Processing Groups of Results with Vertx - How to coordinate?

I have a job processing system where each job contains thousands of individual tasks that require different strategies to complete. The individual tasks make up the whole job. If all tasks have been completed, the job is marked as successfully completed and other steps are taken, if any of the tasks fail, the job must be marked as failed and other steps are taken, if the job times out the job must be marked as failed and other steps are taken.

Once all of the results for a job have been received, the next job can be fetched. The next job shouldn't be fetched while a job is currently being processed.

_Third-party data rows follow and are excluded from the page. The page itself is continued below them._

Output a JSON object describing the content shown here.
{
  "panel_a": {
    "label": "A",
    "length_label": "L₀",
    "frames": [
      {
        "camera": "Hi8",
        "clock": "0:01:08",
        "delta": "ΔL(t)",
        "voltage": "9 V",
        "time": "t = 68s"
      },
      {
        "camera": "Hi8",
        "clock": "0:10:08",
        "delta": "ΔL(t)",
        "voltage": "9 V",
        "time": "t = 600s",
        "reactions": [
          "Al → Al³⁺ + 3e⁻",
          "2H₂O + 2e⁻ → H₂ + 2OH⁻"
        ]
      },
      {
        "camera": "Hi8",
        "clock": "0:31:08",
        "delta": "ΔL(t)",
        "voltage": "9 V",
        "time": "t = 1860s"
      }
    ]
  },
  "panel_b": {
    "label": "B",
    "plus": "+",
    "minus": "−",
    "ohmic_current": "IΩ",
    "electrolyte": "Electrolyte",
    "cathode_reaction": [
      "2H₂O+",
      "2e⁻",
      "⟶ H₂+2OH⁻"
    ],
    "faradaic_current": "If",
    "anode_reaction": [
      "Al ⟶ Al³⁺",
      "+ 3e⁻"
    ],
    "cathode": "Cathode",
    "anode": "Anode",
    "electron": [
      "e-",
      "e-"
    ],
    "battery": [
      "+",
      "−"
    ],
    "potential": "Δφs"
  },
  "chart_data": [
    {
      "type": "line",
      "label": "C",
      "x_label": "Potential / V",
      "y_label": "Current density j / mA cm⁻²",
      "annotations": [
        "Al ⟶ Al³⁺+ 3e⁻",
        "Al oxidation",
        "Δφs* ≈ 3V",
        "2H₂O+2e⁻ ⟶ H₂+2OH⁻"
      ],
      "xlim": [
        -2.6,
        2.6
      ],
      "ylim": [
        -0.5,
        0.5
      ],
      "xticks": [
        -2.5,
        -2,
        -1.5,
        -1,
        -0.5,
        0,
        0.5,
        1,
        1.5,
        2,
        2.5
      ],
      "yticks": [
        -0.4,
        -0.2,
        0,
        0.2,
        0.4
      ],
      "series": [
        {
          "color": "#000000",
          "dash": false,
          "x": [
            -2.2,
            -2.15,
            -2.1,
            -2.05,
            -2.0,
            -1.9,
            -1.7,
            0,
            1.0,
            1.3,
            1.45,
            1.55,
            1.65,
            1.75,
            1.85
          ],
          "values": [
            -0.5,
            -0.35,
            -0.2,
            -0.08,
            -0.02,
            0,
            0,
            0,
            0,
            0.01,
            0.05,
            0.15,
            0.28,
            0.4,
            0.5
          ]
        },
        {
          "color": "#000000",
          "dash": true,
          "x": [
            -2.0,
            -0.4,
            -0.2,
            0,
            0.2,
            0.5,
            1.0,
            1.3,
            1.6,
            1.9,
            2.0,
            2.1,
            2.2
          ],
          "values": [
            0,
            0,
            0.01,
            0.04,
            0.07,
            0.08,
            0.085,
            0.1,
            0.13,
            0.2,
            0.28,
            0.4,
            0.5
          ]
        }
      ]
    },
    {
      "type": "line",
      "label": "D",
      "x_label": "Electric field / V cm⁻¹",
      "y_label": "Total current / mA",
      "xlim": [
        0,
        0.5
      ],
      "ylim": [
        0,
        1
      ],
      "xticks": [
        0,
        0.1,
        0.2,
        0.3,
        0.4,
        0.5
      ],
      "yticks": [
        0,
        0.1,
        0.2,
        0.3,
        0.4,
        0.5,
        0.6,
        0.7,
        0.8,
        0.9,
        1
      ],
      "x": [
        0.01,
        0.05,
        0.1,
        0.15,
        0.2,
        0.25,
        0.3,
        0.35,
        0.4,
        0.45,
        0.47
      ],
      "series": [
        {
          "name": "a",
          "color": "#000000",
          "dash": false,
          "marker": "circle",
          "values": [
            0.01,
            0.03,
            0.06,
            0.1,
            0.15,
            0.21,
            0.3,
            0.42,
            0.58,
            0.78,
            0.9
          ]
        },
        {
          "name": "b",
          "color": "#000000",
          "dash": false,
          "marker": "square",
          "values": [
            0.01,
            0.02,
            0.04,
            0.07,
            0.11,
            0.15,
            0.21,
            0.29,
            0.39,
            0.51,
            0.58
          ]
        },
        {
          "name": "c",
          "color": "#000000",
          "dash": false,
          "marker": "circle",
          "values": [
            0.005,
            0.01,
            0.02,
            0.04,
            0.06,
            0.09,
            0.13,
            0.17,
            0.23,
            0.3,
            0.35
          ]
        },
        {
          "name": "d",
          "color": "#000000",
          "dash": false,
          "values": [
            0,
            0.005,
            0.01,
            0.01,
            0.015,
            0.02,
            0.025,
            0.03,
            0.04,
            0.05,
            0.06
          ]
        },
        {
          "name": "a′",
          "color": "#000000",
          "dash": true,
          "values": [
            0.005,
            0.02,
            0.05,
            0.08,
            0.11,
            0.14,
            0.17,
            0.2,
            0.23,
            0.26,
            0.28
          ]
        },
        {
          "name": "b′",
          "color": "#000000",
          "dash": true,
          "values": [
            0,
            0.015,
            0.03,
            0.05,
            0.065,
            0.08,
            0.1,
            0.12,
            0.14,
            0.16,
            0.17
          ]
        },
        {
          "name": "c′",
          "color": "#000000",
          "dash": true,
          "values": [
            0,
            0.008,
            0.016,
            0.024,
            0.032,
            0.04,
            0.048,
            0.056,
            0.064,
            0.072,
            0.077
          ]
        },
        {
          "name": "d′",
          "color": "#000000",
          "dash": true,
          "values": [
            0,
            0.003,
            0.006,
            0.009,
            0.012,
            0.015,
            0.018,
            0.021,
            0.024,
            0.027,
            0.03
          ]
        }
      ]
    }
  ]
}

Here is the what the flow looks like:

The Job Polling Verticle publishes a job to the event bus, and the Job Processing Verticle publishes each task to the event bus. When the job strategy completes, it publishes the task result to the event bus.

The issue is that I don't know the right way to determine when all tasks have been completed in this model. All verticles are stateless, The Job Processing Verticle doesn't await any futures, and even if the Job Results Verticle was stateful, it doesn't know how many results it should expect.

The only way I can think to do this would be to have a global stateful object. But I don't think this is good design.

Additionally, I need to know when a Job has timed out. That is, it's run longer than it should and I need to consider it's failed, log it, and move on.

I could do this with the global state, but again I don't think that's the right solution.

Does this verticle pattern make sense for what I'm trying to do?

Solution

First, let me try to address your questions. Then I'll try to explain what problems this design has.

The issue is that I don't know the right way to determine when all tasks have been completed in this model. All verticles are stateless, The Job Processing Verticle doesn't await any futures, and even if the Job Results Verticle was stateful, it doesn't know how many results it should expect.

The solution could be reference counting verticle. Each worker should emit a start message on event bus with jobId when it starts, and end message with jobId when it completes. Even if you have fan-out (those are the cases that you don't know how many workers there are), counting verticle will know that. In your diagram, "Job Post Processing Verticle" is a good candidate for this. It can maintain a counter, and only when it reaches zero, it should start the next job. That also helps avoiding actually sharing some memory reference.

Additionally, I need to know when a Job has timed out. That is, it's run longer than it should and I need to consider it's failed, log it, and move on.

In the same verticle you can start a timer every time you get a new start message. If you get end message, cancel the timer. Otherwise, cancel current job and start again.

Now, this solution will work, but the design has two main flaws. One is the fact that you maintain all your flow in memory, it seems. If your application crashes, all progress is lost, and it's not clear how you record it. Maybe polling Jobs table in DB would actually be better, since your job execution is sequential anyway.

Second point is the fact that all those timeouts and reference counting is homemade implementation of structured concurrency. Maybe you should take a look at something like Kotlin coroutines for that, at it will handle many of your problems for you.